Article from the Loma Prietan
Sierra Club Loma Prieta Chapter
Update from the Sustainable Land Use Committee: Menlo Park and San Carlos
By Irvin Dawid, former chair
Recently the Sustainable Land Use (SLU)committee has become involved in developmentsin two Peninsula communities, Menlo Park and San Carlos. Interestingly, the two developments are at the opposite ends of the planning stage, and therein perhaps lies an important lesson.
In October, SLU heard from Jim Pollart of Foster City-based O’Brien Group, developer of a three-acre lot known as the Derry Property opposite the Menlo Park Caltrain Station. Mr. Pollart explained the “mixed use” project (i.e. having residential, retail, and office components) to the committee with a diagram depicting the residential component (135 for-sale homes, with a density of 40 units/acre and 4 stories or 50 ft. high) backing up to the railroad track side of the project and stepping down to 3 stories on the El Camino side.
The project has garnered enormous political opposition. A referendum petition was circulated, and it gathered the requisite number of signatures, so the project is halted as the City Council deliberates whether to place the project to a vote of the people, or rescind its approval of the zoning change that made the project possible.
SLU members, while expressing support for a project that so clearly meets most, if not all, the committee’s objectives of being transit oriented, with an affordable component, and meeting the minimum density requirement, explained to Mr. Pollart that before the committee could recommend a position, it was necessary to “score” the project according to “green building criteria”. This is a new requirement, effective October, 2006, resulting from input from the chapter’s conservation committee.
The Conservation Committee should feel justified requiring a development be considered sustainable or ‘green’ if the Sierra Club is to put its imprimatur on it. Mr. Pollart has done his part. He has submitted a “Build It Green: Multifamily GreenPoint Checklist” for the Derry Property project. The O’Brien Group is the first developer to comply with the new guideline, and we appreciate his cooperation.

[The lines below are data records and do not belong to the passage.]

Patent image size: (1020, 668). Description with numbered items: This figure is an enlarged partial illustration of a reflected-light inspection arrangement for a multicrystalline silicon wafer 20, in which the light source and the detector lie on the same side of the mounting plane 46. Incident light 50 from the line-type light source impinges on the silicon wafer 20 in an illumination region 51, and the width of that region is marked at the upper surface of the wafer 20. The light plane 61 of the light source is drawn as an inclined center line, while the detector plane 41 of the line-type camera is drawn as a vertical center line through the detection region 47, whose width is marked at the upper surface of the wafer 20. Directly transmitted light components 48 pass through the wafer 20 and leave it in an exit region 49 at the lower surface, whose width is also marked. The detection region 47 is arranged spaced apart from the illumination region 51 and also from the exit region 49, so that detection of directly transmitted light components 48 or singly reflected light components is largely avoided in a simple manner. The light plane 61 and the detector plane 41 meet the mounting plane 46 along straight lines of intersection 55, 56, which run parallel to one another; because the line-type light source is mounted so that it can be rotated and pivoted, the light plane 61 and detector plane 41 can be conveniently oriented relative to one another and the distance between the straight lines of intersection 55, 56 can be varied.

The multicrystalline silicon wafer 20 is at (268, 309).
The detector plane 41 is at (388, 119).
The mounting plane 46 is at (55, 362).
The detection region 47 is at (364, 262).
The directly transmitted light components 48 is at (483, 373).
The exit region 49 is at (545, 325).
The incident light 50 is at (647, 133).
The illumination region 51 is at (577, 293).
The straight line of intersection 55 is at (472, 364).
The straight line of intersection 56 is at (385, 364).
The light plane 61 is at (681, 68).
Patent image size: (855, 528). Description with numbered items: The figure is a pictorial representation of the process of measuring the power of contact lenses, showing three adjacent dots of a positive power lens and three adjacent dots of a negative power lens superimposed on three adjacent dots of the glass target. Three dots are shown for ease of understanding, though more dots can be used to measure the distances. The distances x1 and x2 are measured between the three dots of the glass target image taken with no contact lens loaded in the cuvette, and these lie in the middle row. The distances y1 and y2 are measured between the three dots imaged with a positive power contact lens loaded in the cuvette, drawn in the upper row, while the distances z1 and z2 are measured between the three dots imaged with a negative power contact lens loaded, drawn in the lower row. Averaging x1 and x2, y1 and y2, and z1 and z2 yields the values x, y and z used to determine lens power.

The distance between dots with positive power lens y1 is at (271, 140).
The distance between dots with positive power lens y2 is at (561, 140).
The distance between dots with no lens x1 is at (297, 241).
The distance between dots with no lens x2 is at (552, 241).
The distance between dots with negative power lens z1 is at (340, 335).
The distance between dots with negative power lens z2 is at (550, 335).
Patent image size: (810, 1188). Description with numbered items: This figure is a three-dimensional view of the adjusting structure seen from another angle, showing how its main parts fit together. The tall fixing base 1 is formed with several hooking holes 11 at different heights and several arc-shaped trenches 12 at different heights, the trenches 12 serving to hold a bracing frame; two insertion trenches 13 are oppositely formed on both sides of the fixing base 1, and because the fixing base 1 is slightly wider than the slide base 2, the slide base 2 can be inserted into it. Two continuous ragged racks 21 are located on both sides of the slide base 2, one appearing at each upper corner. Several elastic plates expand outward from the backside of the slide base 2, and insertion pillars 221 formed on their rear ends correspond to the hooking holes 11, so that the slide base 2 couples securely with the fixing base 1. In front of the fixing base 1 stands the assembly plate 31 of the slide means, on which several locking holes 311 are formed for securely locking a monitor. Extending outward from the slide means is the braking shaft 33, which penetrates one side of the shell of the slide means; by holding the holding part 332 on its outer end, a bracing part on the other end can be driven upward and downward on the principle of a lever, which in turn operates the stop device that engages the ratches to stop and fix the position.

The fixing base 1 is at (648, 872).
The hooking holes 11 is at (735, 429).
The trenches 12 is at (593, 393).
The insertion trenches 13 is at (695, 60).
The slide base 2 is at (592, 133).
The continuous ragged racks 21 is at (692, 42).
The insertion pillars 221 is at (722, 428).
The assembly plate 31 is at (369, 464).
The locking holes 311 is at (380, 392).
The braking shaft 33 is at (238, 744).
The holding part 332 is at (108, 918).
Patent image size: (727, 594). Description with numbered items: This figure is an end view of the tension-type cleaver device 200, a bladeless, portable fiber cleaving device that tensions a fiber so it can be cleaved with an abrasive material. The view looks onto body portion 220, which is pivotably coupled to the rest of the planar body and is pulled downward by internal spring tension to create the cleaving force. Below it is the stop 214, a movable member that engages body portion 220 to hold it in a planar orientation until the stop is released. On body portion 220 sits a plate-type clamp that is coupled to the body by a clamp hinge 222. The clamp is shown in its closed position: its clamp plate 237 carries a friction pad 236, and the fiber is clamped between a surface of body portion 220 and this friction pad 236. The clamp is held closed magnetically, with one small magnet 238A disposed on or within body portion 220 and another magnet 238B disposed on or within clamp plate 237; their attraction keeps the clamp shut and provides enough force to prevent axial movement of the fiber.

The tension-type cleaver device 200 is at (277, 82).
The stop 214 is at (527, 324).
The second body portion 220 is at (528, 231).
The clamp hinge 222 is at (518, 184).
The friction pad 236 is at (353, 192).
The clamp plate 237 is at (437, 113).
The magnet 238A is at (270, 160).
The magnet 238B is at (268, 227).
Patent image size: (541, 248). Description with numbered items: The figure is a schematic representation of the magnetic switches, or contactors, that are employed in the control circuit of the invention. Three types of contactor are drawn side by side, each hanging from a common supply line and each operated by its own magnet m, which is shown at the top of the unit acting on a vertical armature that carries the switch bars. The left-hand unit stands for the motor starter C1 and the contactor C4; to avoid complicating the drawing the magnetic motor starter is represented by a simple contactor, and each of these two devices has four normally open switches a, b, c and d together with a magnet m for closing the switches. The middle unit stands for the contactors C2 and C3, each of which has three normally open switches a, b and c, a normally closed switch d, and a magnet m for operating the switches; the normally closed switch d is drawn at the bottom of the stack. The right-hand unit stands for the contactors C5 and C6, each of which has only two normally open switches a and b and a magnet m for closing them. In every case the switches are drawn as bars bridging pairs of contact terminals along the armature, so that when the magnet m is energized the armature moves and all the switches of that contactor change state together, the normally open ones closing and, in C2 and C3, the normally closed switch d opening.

SLU will review the checklist at its February meeting, as well as await the outcome of the Menlo Park City Council deliberations on the referendum petition.
Meanwhile, in San Carlos, SLU was offered an opportunity by the chapter’s San Carlos-Belmont Group to participate in their December group meeting where Samtrans (San Mateo transit agency) and a developer discussed a project being planned on eight vacant acres adjacent to the San Carlos Caltrain Station. The project, which is only at the beginning of the planning stage, clearly meets the criteria described above, i.e. sufficient density, transit oriented, and mixed-use.
The developer chosen by SamTrans, Foster City-based, Legacy Partners Residential, was given the “green guideline” criteria at the onset, so they know what is necessary to comply with the SLU guidelines for endorsement. Should the Legacy project receive a SLU endorsement in the future, it is hoped that the Sierra Club support would help the community understand the benefits of these types of developments. They add to a community’s vitality, provide housing opportunities for city workers and their children, and most importantly in a world facing the imminent dangers of climate change, reduce the “carbon footprint” of the community by allowing more workers to live closer to their jobs and be less auto-dependent.